When everything had settled, Anya was crouched in the doorway, covering her head. Noah was kneeling beside me, asking me if I was hurt. And where the mirror used to be, there now was an old wooden door.
“I’m fine,” I said, and stepped over the shards, the glass crunching beneath my shoes.
The door was a dark brown, with peeling varnish and slanted slats like the kind you see in psychiatric institutions. Little wormholes dotted the center.
I shook the knob, which was loose. The door rattled in its frame but didn’t open.
“Move out of the way,” Noah said, backing up. And with a determined look, he ran at the door, hitting it with his shoulder and bursting through to the other side.
There was a loud crash, the sound of wood cracking, and then a groan.
“Noah?” I shouted into the darkness.
No one answered for a long time. I looked at Anya, who was squinting into the room. I was about to repeat myself, when Noah’s voice echoed from inside. “You have to come in here.”
I stumbled over the splintered fragments of the door and into a dark and musty room. A long rectangle of light from the bathroom shone across the ground.
Behind us, Anya held up a flashlight and pointed it around the room, illuminating the interior in a slow sweep as if we were exploring the remains of a sunken ship.
The windows were s
hut and coated with a thick layer of dust and grime. Sheets were draped across the room, protecting candelabras and piles of books and linens. The furniture all looked antique, the armchair standing on curled claws, the bookshelf plated with glass doors, the desk inlaid with lovely layers of wood. And the bed—a beautiful bed engraved with vines that looked much too small for any person born in this century.
All of it was blackened with smoke stains, including the walls.
“There was a fire here,” I said to Noah, touching the dark billowing patterns on the walls, the dust tickling my nose. “This was the fire she died in.

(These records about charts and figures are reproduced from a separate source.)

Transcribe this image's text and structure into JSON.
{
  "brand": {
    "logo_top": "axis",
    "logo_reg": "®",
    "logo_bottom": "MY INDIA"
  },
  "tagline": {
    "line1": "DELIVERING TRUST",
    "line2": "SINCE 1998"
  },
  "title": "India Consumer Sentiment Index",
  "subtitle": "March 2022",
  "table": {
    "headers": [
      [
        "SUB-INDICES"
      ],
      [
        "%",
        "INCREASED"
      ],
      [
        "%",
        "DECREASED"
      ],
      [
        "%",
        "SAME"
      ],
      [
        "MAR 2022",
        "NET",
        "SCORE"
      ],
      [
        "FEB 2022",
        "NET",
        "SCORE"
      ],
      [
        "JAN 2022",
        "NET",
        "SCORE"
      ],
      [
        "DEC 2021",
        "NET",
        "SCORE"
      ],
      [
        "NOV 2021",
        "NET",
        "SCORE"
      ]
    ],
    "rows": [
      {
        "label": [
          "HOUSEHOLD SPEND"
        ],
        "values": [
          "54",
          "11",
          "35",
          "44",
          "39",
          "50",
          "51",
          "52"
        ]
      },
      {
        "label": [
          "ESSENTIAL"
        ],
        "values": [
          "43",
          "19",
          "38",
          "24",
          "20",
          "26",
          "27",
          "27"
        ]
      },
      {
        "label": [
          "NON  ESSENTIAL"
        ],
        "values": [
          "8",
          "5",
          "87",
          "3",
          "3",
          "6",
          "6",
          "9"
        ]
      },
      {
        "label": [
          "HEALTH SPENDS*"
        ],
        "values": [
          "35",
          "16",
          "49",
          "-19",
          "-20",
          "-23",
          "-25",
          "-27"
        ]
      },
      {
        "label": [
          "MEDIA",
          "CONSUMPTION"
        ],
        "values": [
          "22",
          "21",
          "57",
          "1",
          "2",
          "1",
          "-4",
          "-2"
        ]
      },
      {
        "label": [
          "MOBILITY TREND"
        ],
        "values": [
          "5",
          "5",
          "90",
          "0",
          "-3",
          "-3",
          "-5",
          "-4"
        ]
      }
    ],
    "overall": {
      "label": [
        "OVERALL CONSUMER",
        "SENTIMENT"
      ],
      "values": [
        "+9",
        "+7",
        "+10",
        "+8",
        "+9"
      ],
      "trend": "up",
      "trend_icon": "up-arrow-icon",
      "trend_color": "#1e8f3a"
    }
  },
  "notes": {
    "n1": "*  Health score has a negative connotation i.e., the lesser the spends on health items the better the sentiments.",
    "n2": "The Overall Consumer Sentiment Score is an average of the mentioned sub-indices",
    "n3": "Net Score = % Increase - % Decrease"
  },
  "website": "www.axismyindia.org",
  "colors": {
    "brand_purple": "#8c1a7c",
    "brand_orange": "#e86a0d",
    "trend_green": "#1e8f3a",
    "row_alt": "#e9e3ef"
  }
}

That’s why the room was closed off.”
I gazed out the window, trying to imagine what the courtyard looked like when Ophelia lived here.
She must have been just around my age when she’d died. If I were her, and came back to this room to plant a message, where would I have put it?

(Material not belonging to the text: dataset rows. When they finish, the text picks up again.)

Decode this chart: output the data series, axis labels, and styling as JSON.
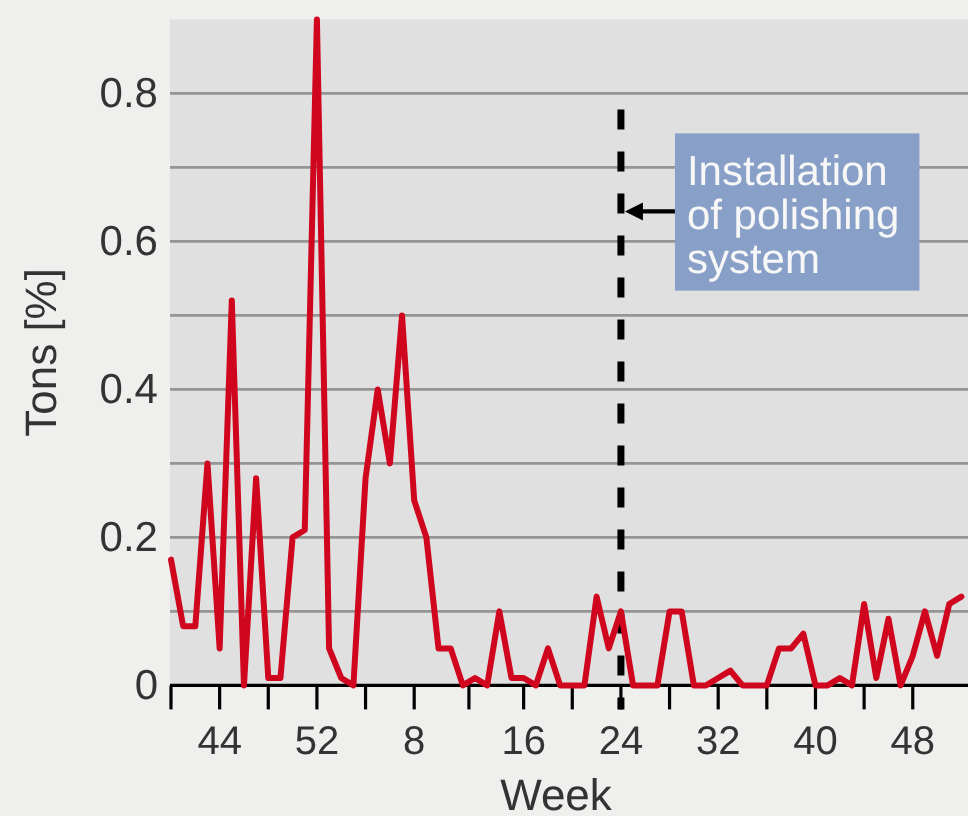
{
  "chart_data": {
    "type": "line",
    "xlabel": "Week",
    "ylabel": "Tons [%]",
    "categories": [
      null,
      null,
      null,
      null,
      "44",
      null,
      null,
      null,
      null,
      null,
      null,
      null,
      "52",
      null,
      null,
      null,
      null,
      null,
      null,
      null,
      "8",
      null,
      null,
      null,
      null,
      null,
      null,
      null,
      null,
      "16",
      null,
      null,
      null,
      null,
      null,
      null,
      null,
      "24",
      null,
      null,
      null,
      null,
      null,
      null,
      null,
      "32",
      null,
      null,
      null,
      null,
      null,
      null,
      null,
      "40",
      null,
      null,
      null,
      null,
      null,
      null,
      null,
      "48",
      null,
      null,
      null,
      null
    ],
    "values": [
      0.17,
      0.08,
      0.08,
      0.3,
      0.05,
      0.52,
      0,
      0.28,
      0.01,
      0.01,
      0.2,
      0.21,
      0.9,
      0.05,
      0.01,
      0,
      0.28,
      0.4,
      0.3,
      0.5,
      0.25,
      0.2,
      0.05,
      0.05,
      0,
      0.01,
      0,
      0.1,
      0.01,
      0.01,
      0,
      0.05,
      0,
      0,
      0,
      0.12,
      0.05,
      0.1,
      0,
      0,
      0,
      0.1,
      0.1,
      0,
      0,
      0.01,
      0.02,
      0,
      0,
      0,
      0.05,
      0.05,
      0.07,
      0,
      0,
      0.01,
      0,
      0.11,
      0.01,
      0.09,
      0,
      0.04,
      0.1,
      0.04,
      0.11,
      0.12
    ],
    "color": "#d0061e",
    "ylim": [
      0,
      0.9
    ],
    "yticks": [
      0,
      {
        "value": 0.1,
        "label": null
      },
      0.2,
      {
        "value": 0.3,
        "label": null
      },
      0.4,
      {
        "value": 0.5,
        "label": null
      },
      0.6,
      {
        "value": 0.7,
        "label": null
      },
      0.8
    ],
    "grid": "y",
    "ref_lines": [
      {
        "axis": "x",
        "value": "24",
        "label": "Installation of polishing system",
        "color": "#000000",
        "line_style": "dashed"
      }
    ]
  }
}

Anya had opened the French doors of the closet, and Noah was scouring the walls, but I knew they were wrong. I wouldn’t leave a message anywhere that could be easily painted or papered over or burned away.

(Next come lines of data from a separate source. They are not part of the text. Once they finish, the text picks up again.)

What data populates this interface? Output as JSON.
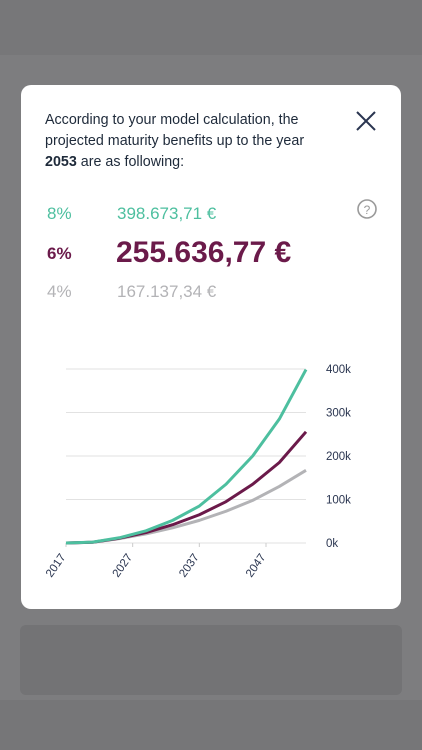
{
  "modal": {
    "intro": "According to your model calculation, the projected maturity benefits up to the year",
    "year": "2053",
    "intro_end": "are as following:",
    "rows": [
      {
        "rate": "8%",
        "amount": "398.673,71 €"
      },
      {
        "rate": "6%",
        "amount": "255.636,77 €"
      },
      {
        "rate": "4%",
        "amount": "167.137,34 €"
      }
    ]
  },
  "chart_data": {
    "type": "line",
    "x": [
      2017,
      2021,
      2025,
      2029,
      2033,
      2037,
      2041,
      2045,
      2049,
      2053
    ],
    "series": [
      {
        "color": "#4dbf9f",
        "values": [
          0,
          2000,
          12000,
          28000,
          52000,
          85000,
          135000,
          200000,
          285000,
          398673.71
        ]
      },
      {
        "color": "#6b1a4a",
        "values": [
          0,
          1800,
          11000,
          24000,
          42000,
          65000,
          95000,
          135000,
          185000,
          255636.77
        ]
      },
      {
        "color": "#b3b3b6",
        "values": [
          0,
          1700,
          10000,
          21000,
          35000,
          52000,
          73000,
          98000,
          130000,
          167137.34
        ]
      }
    ],
    "xlim": [
      2017,
      2053
    ],
    "xticks": [
      2017,
      2027,
      2037,
      2047
    ],
    "ylim": [
      0,
      400000
    ],
    "yticks": [
      {
        "value": 0,
        "label": "0k"
      },
      {
        "value": 100000,
        "label": "100k"
      },
      {
        "value": 200000,
        "label": "200k"
      },
      {
        "value": 300000,
        "label": "300k"
      },
      {
        "value": 400000,
        "label": "400k"
      }
    ],
    "grid": true
  }
}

With sudden conviction, I spun around. There, on the far wall, was a sturdy brick fireplace, the red darkened to a smoky brown hue from the fire. This must have been the fire Dustin had told me about that led the school to ban the use of the fireplaces. It was the only part of the room that wouldn’t be torn down or changed in any way, unless the entire building was demolished.
Kneeling on the floor, I flung off my coat, rolled up my sleeves, and reached my arm into the chimney. It was soft with spiderwebs and ash. I brushed all of that away. The flue was shut and locked in place, so I patted around below it, tracing the lines of the brick until I felt something cool and smooth, like metal. I went over it again, this time slower, passing my palm across it. There were lines etched into it. I was so shocked that I pulled my hand out and glanced around the room. Anya and Noah were busy searching the far wall. When I put my hand back, I half expected the metal to have disappeared, a figment of my imagination, but instead, it seemed even more real, the lines carved into it forming letters beneath my fingertips.